The Dungeon Dozen offers a source of almost daily amusement with a random table suitable for inspiring nearly any dungeon-delving game. Although random tables aren’t always my personal gaming style, I find they’re a good source for ideas; and the d12-inspired ones at
The Dungeon Dozen cover numerous settings with humorous if not unusual suggestions, from “Recent Edicts from the Usurper King” to “This Dungeon Has Weird Floors.” The blog archive format really isn’t great for compiling these in a PDF or print format (though the tags feature might help with reference…if the tables were tagged somehow by title and content). I’d love to see some kind of Dungeon Dozen Annual with all or the best of the tables (some revised at the author’s discretion) in a handy PDF format for reference at the gaming table or while developing scenarios. (In a parallel train of thought, Zak over at the
D&D With Porn Stars blog recently noted he likes some of these random tables, too, printing and pasting some into his gamemaster notebook rather than fussing with cutting and pasting them within word processing files.)
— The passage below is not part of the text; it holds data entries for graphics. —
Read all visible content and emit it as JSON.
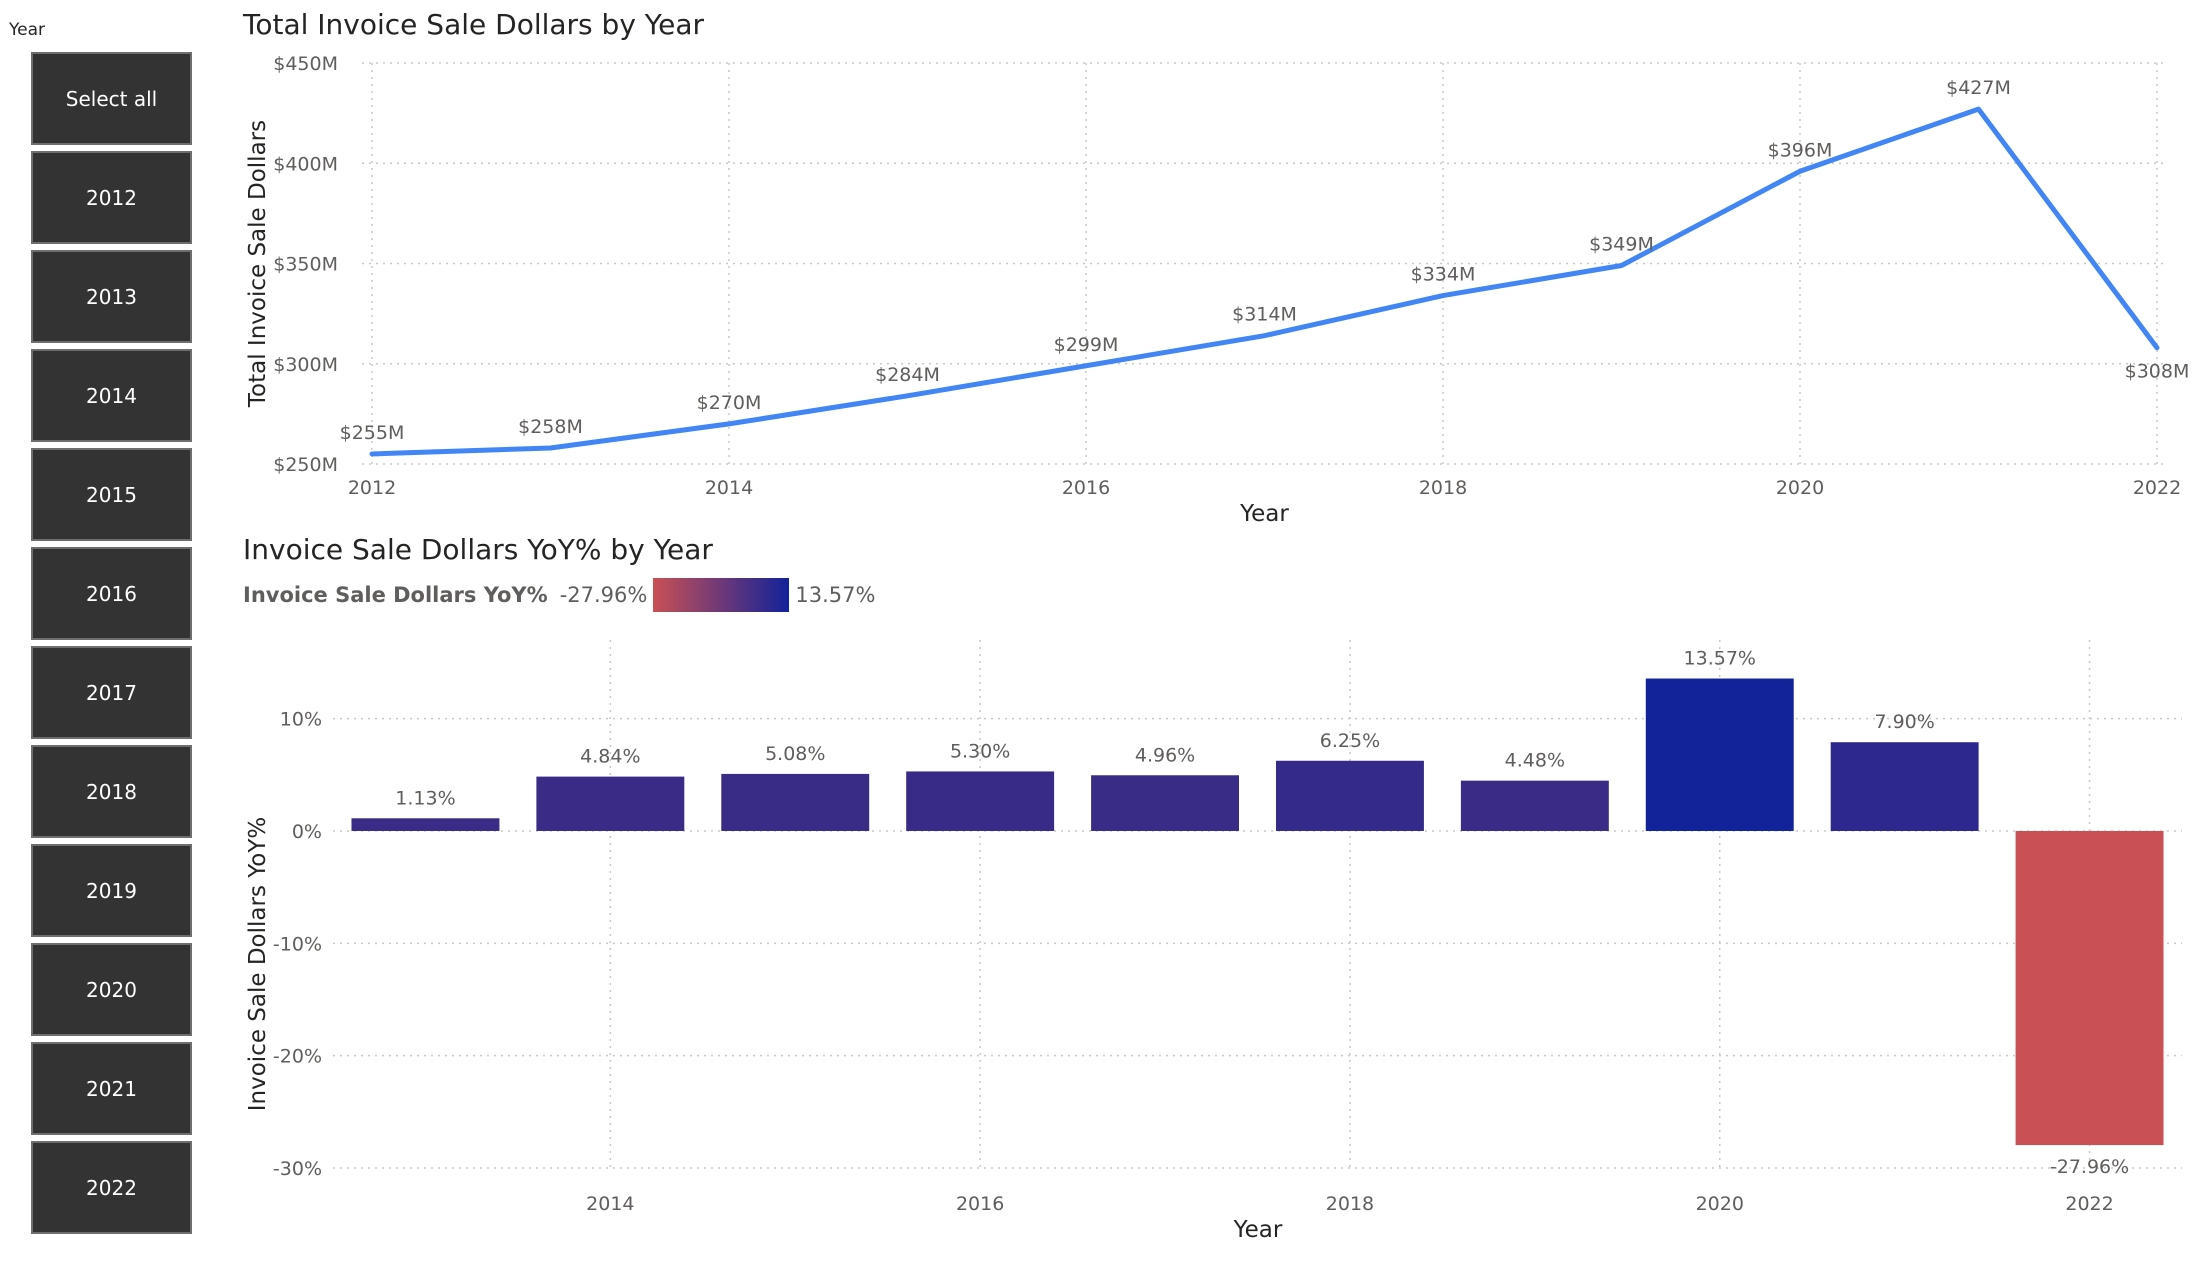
{
  "slicer": {
    "title": "Year",
    "items": [
      "Select all",
      "2012",
      "2013",
      "2014",
      "2015",
      "2016",
      "2017",
      "2018",
      "2019",
      "2020",
      "2021",
      "2022"
    ]
  },
  "colors": {
    "line": "#4285F4",
    "bar_low": "#C95055",
    "bar_high": "#122299",
    "bar_mid": "#3A2C86",
    "slicer_bg": "#333333"
  },
  "chart_data": [
    {
      "type": "line",
      "title": "Total Invoice Sale Dollars by Year",
      "xlabel": "Year",
      "ylabel": "Total Invoice Sale Dollars",
      "x": [
        2012,
        2013,
        2014,
        2015,
        2016,
        2017,
        2018,
        2019,
        2020,
        2021,
        2022
      ],
      "values": [
        255,
        258,
        270,
        284,
        299,
        314,
        334,
        349,
        396,
        427,
        308
      ],
      "data_labels": [
        "$255M",
        "$258M",
        "$270M",
        "$284M",
        "$299M",
        "$314M",
        "$334M",
        "$349M",
        "$396M",
        "$427M",
        "$308M"
      ],
      "ylim": [
        250,
        450
      ],
      "yticks": [
        250,
        300,
        350,
        400,
        450
      ],
      "ytick_labels": [
        "$250M",
        "$300M",
        "$350M",
        "$400M",
        "$450M"
      ],
      "xticks": [
        2012,
        2014,
        2016,
        2018,
        2020,
        2022
      ],
      "xtick_labels": [
        "2012",
        "2014",
        "2016",
        "2018",
        "2020",
        "2022"
      ],
      "grid": true
    },
    {
      "type": "bar",
      "title": "Invoice Sale Dollars YoY% by Year",
      "xlabel": "Year",
      "ylabel": "Invoice Sale Dollars YoY%",
      "categories": [
        2013,
        2014,
        2015,
        2016,
        2017,
        2018,
        2019,
        2020,
        2021,
        2022
      ],
      "values": [
        1.13,
        4.84,
        5.08,
        5.3,
        4.96,
        6.25,
        4.48,
        13.57,
        7.9,
        -27.96
      ],
      "data_labels": [
        "1.13%",
        "4.84%",
        "5.08%",
        "5.30%",
        "4.96%",
        "6.25%",
        "4.48%",
        "13.57%",
        "7.90%",
        "-27.96%"
      ],
      "ylim": [
        -30,
        17
      ],
      "yticks": [
        -30,
        -20,
        -10,
        0,
        10
      ],
      "ytick_labels": [
        "-30%",
        "-20%",
        "-10%",
        "0%",
        "10%"
      ],
      "xticks": [
        2014,
        2016,
        2018,
        2020,
        2022
      ],
      "xtick_labels": [
        "2014",
        "2016",
        "2018",
        "2020",
        "2022"
      ],
      "grid": true,
      "legend": {
        "name": "Invoice Sale Dollars YoY%",
        "min_label": "-27.96%",
        "max_label": "13.57%"
      }
    }
  ]
}
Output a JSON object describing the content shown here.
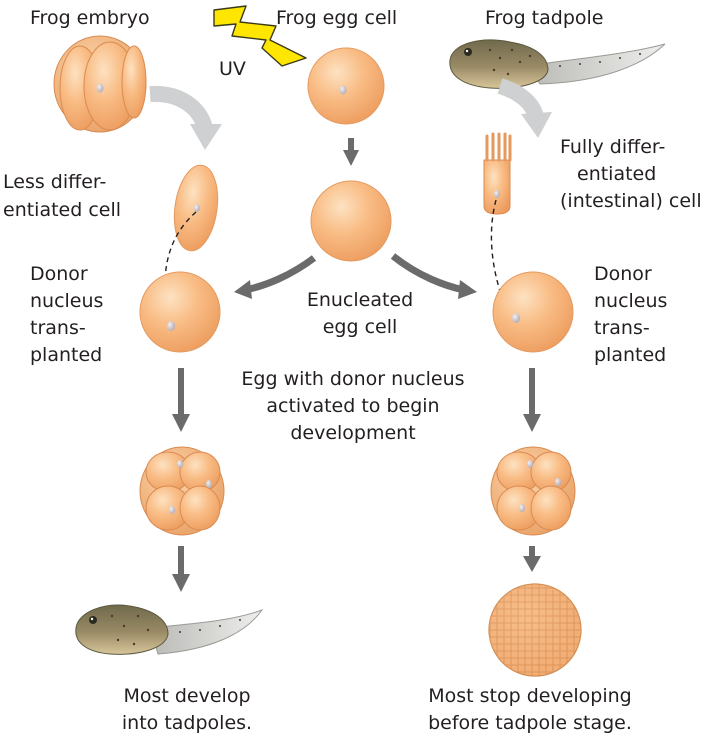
{
  "labels": {
    "frog_embryo": "Frog embryo",
    "uv": "UV",
    "frog_egg_cell": "Frog egg cell",
    "frog_tadpole": "Frog tadpole",
    "less_diff_1": "Less differ-",
    "less_diff_2": "entiated cell",
    "fully_diff_1": "Fully differ-",
    "fully_diff_2": "entiated",
    "fully_diff_3": "(intestinal) cell",
    "donor_left_1": "Donor",
    "donor_left_2": "nucleus",
    "donor_left_3": "trans-",
    "donor_left_4": "planted",
    "donor_right_1": "Donor",
    "donor_right_2": "nucleus",
    "donor_right_3": "trans-",
    "donor_right_4": "planted",
    "enucleated_1": "Enucleated",
    "enucleated_2": "egg cell",
    "activated_1": "Egg with donor nucleus",
    "activated_2": "activated to begin",
    "activated_3": "development",
    "result_left_1": "Most develop",
    "result_left_2": "into tadpoles.",
    "result_right_1": "Most stop developing",
    "result_right_2": "before tadpole stage."
  },
  "colors": {
    "cell_fill": "#f9b57c",
    "cell_edge": "#e49a5f",
    "nucleus": "#cfc6cf",
    "arrow": "#6b6b6b",
    "curved_arrow": "#cfd0d1",
    "uv_bolt": "#ffe600",
    "tadpole_body": "#8e8062",
    "tadpole_fin": "#d8d9d6"
  }
}
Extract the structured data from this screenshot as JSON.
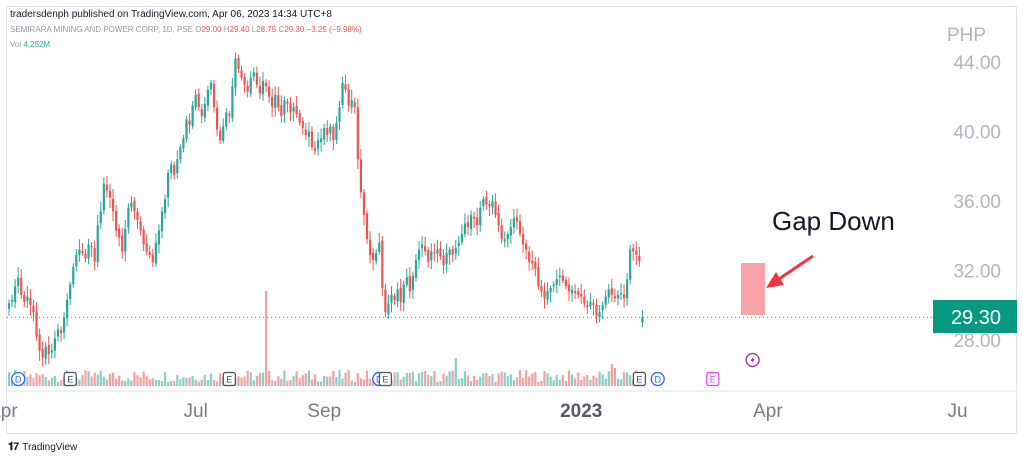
{
  "header": {
    "publisher": "tradersdenph published on TradingView.com, Apr 06, 2023 14:34 UTC+8",
    "symbol": "SEMIRARA MINING AND POWER CORP, 1D, PSE",
    "ohlc": {
      "o_label": "O",
      "o": "29.00",
      "h_label": "H",
      "h": "29.40",
      "l_label": "L",
      "l": "28.75",
      "c_label": "C",
      "c": "29.30",
      "change": "−3.25 (−9.98%)"
    },
    "vol_label": "Vol",
    "vol": "4.252M"
  },
  "footer": {
    "logo_text": "TradingView"
  },
  "chart_data": {
    "type": "candlestick",
    "currency": "PHP",
    "last_price": "29.30",
    "last_price_value": 29.3,
    "ylim": [
      26,
      46
    ],
    "price_ticks": [
      "44.00",
      "40.00",
      "36.00",
      "32.00",
      "28.00"
    ],
    "price_tick_values": [
      44,
      40,
      36,
      32,
      28
    ],
    "time_ticks": [
      {
        "label": "Apr",
        "bar": -2,
        "bold": false
      },
      {
        "label": "Jul",
        "bar": 61,
        "bold": false
      },
      {
        "label": "Sep",
        "bar": 103,
        "bold": false
      },
      {
        "label": "2023",
        "bar": 187,
        "bold": true
      },
      {
        "label": "Apr",
        "bar": 248,
        "bold": false
      },
      {
        "label": "Ju",
        "bar": 310,
        "bold": false
      }
    ],
    "closes": [
      30.1,
      30.3,
      31.1,
      31.6,
      30.6,
      30.2,
      30.5,
      30.0,
      29.6,
      28.2,
      27.4,
      27.0,
      27.6,
      27.2,
      27.4,
      28.1,
      28.6,
      28.4,
      29.3,
      30.3,
      31.2,
      32.2,
      32.9,
      33.2,
      33.0,
      32.7,
      33.5,
      33.4,
      32.5,
      34.6,
      35.4,
      37.0,
      36.6,
      36.2,
      35.4,
      34.3,
      33.9,
      33.1,
      34.4,
      35.6,
      35.9,
      35.4,
      34.9,
      34.3,
      33.5,
      33.1,
      32.9,
      32.5,
      33.6,
      34.3,
      35.4,
      36.1,
      37.6,
      38.1,
      37.5,
      38.4,
      39.1,
      39.6,
      40.7,
      40.4,
      41.5,
      42.1,
      41.4,
      40.9,
      41.6,
      42.4,
      42.8,
      41.4,
      40.1,
      39.5,
      40.3,
      41.1,
      40.9,
      42.6,
      44.2,
      43.6,
      43.1,
      42.7,
      42.3,
      43.1,
      43.4,
      42.7,
      42.2,
      42.9,
      42.6,
      42.0,
      41.4,
      42.1,
      41.4,
      40.9,
      41.8,
      41.6,
      41.1,
      41.4,
      41.0,
      40.5,
      40.2,
      39.8,
      40.0,
      39.1,
      38.9,
      39.5,
      39.6,
      40.2,
      39.8,
      40.3,
      39.5,
      40.5,
      41.4,
      42.8,
      42.4,
      41.5,
      41.8,
      41.4,
      38.4,
      36.5,
      35.2,
      33.8,
      32.9,
      32.6,
      33.0,
      33.6,
      31.0,
      29.6,
      30.1,
      30.6,
      30.3,
      30.9,
      30.2,
      31.2,
      31.6,
      30.8,
      31.7,
      32.6,
      33.2,
      33.5,
      33.1,
      32.5,
      33.1,
      33.0,
      33.2,
      32.8,
      32.3,
      33.0,
      33.2,
      32.9,
      33.3,
      33.6,
      34.1,
      34.7,
      34.5,
      35.2,
      35.0,
      34.6,
      35.6,
      36.1,
      35.8,
      35.7,
      36.0,
      35.2,
      34.6,
      33.8,
      33.8,
      34.1,
      34.5,
      35.0,
      34.8,
      34.1,
      33.5,
      33.2,
      32.5,
      32.4,
      32.1,
      31.1,
      30.8,
      30.4,
      30.8,
      31.0,
      31.2,
      31.5,
      31.7,
      31.4,
      31.1,
      30.8,
      30.9,
      30.7,
      30.6,
      30.5,
      30.1,
      29.9,
      30.2,
      30.0,
      29.4,
      29.6,
      30.0,
      30.5,
      30.9,
      30.6,
      30.4,
      30.6,
      30.7,
      30.4,
      31.5,
      33.2,
      33.1,
      32.9,
      32.55,
      29.3
    ],
    "annotations": [
      {
        "text": "Gap Down"
      }
    ],
    "event_markers": [
      {
        "type": "D",
        "bar": 3
      },
      {
        "type": "E",
        "bar": 20
      },
      {
        "type": "E",
        "bar": 72
      },
      {
        "type": "D",
        "bar": 121
      },
      {
        "type": "E",
        "bar": 123
      },
      {
        "type": "E",
        "bar": 206
      },
      {
        "type": "D",
        "bar": 212
      },
      {
        "type": "E",
        "bar": 230
      }
    ],
    "colors": {
      "up": "#26a69a",
      "down": "#ef5350",
      "price_label_bg": "#089981",
      "gap_box": "#f7a3a7",
      "arrow": "#ef3340"
    }
  }
}
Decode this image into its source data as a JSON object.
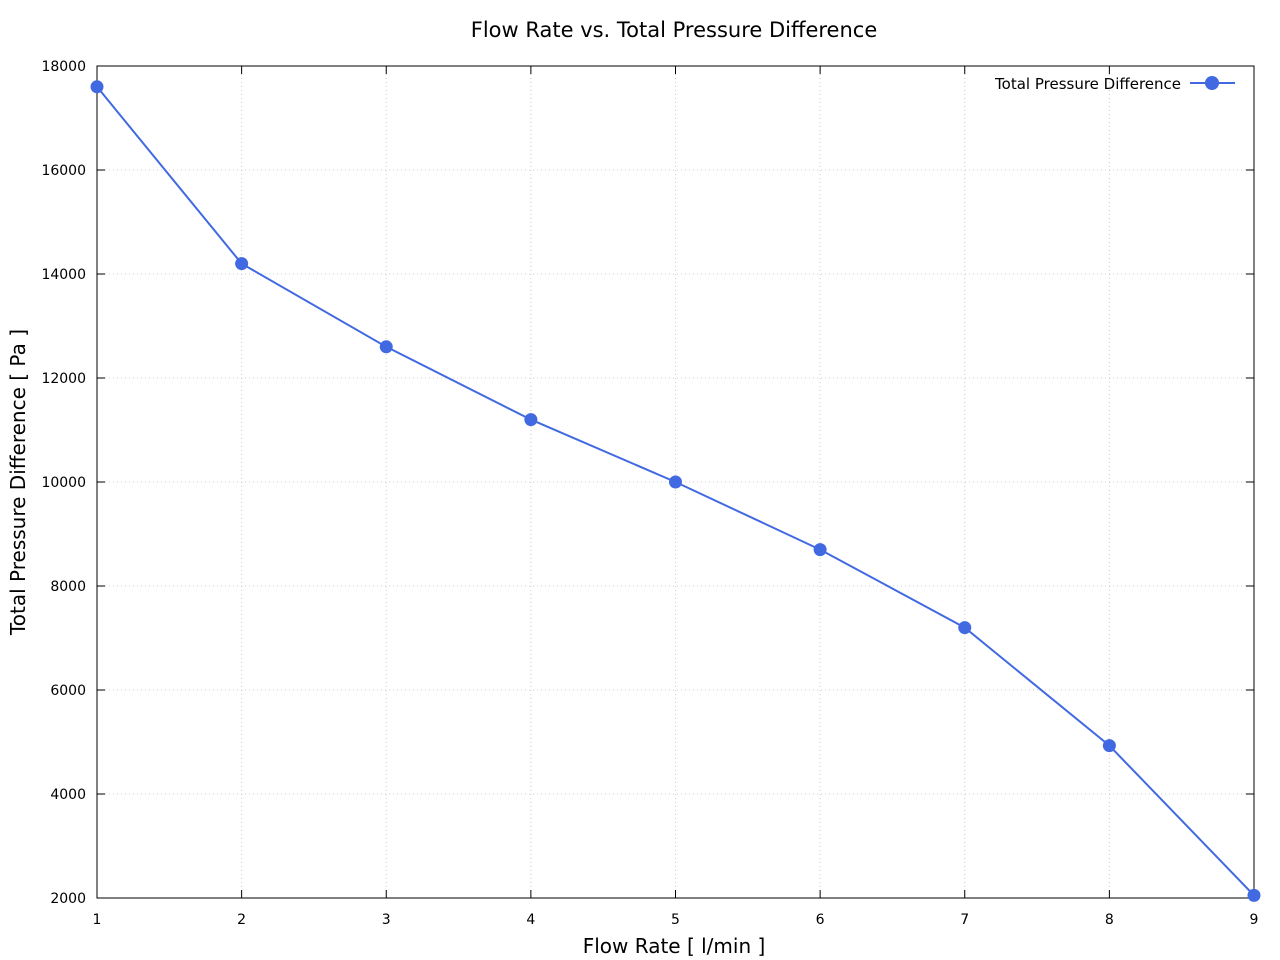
{
  "chart_data": {
    "type": "line",
    "title": "Flow Rate vs. Total Pressure Difference",
    "xlabel": "Flow Rate [ l/min ]",
    "ylabel": "Total Pressure Difference [ Pa ]",
    "xlim": [
      1,
      9
    ],
    "ylim": [
      2000,
      18000
    ],
    "xticks": [
      1,
      2,
      3,
      4,
      5,
      6,
      7,
      8,
      9
    ],
    "yticks": [
      2000,
      4000,
      6000,
      8000,
      10000,
      12000,
      14000,
      16000,
      18000
    ],
    "grid": true,
    "legend_position": "top-right",
    "series": [
      {
        "name": "Total Pressure Difference",
        "color": "#4169e1",
        "marker": "circle",
        "x": [
          1,
          2,
          3,
          4,
          5,
          6,
          7,
          8,
          9
        ],
        "y": [
          17600,
          14200,
          12600,
          11200,
          10000,
          8700,
          7200,
          4930,
          2050
        ]
      }
    ]
  }
}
(One might suggest compiling an annual review from the best blog articles sharing a common theme. To a would-be editor, however, this approach looks like a permissions nightmare; one would have to contact all the blog contributors for permission to compile their work, make some stylistic edits, and prepare it for free PDF distribution…far too much legwork for a “free” PDF project.)
Some creators already have a rationale in place for producing PDFs of previously released material on their blogs. Occasionally they further develop ideas floated in blog posts into PDF resources to download. For instance,
Dyson Logos on his inspiring A Character for Every Game blog features wonderful, hand-drawn maps, some of which have found their way into his infrequently published PDF fanzine,
Dyson’s Dodecahedron, or other PDF resources (though I often wish he’d simply collect his fine maps with any themed notes into a PDF of blank dungeon maps gamemasters can use on the fly).
Some people use their blogs as platforms to float new ideas or feature work in progress.
Brent Wolke’s engine of thwaak blog offers insights, progress, and previews on his free Risus supplements as well as related commentary.
Doug Anderson’s Blue Box Rebellion blog provides a look at his work on the second, illustrated iteration of his kid-friendly
DungeonTeller game plus his observations about old-school
D&D and related issues as a game designer and illustrator trying “to return his sense of wonder to its original packaging.”
Like much of the internet and the technology that shapes it, the electronic publishing landscape constantly changes. The unfettered voice it gives to fans, creators, and publishers has put more material than ever in the hands of gamers, yet has required those gamers to exercise their own critical skills in filtering relevant, quality information. Old fogeys like me value the discretion of a qualified editor in sifting through and revising material for our final consumption (even if it’s just a PDF we can print out and file according to our interests).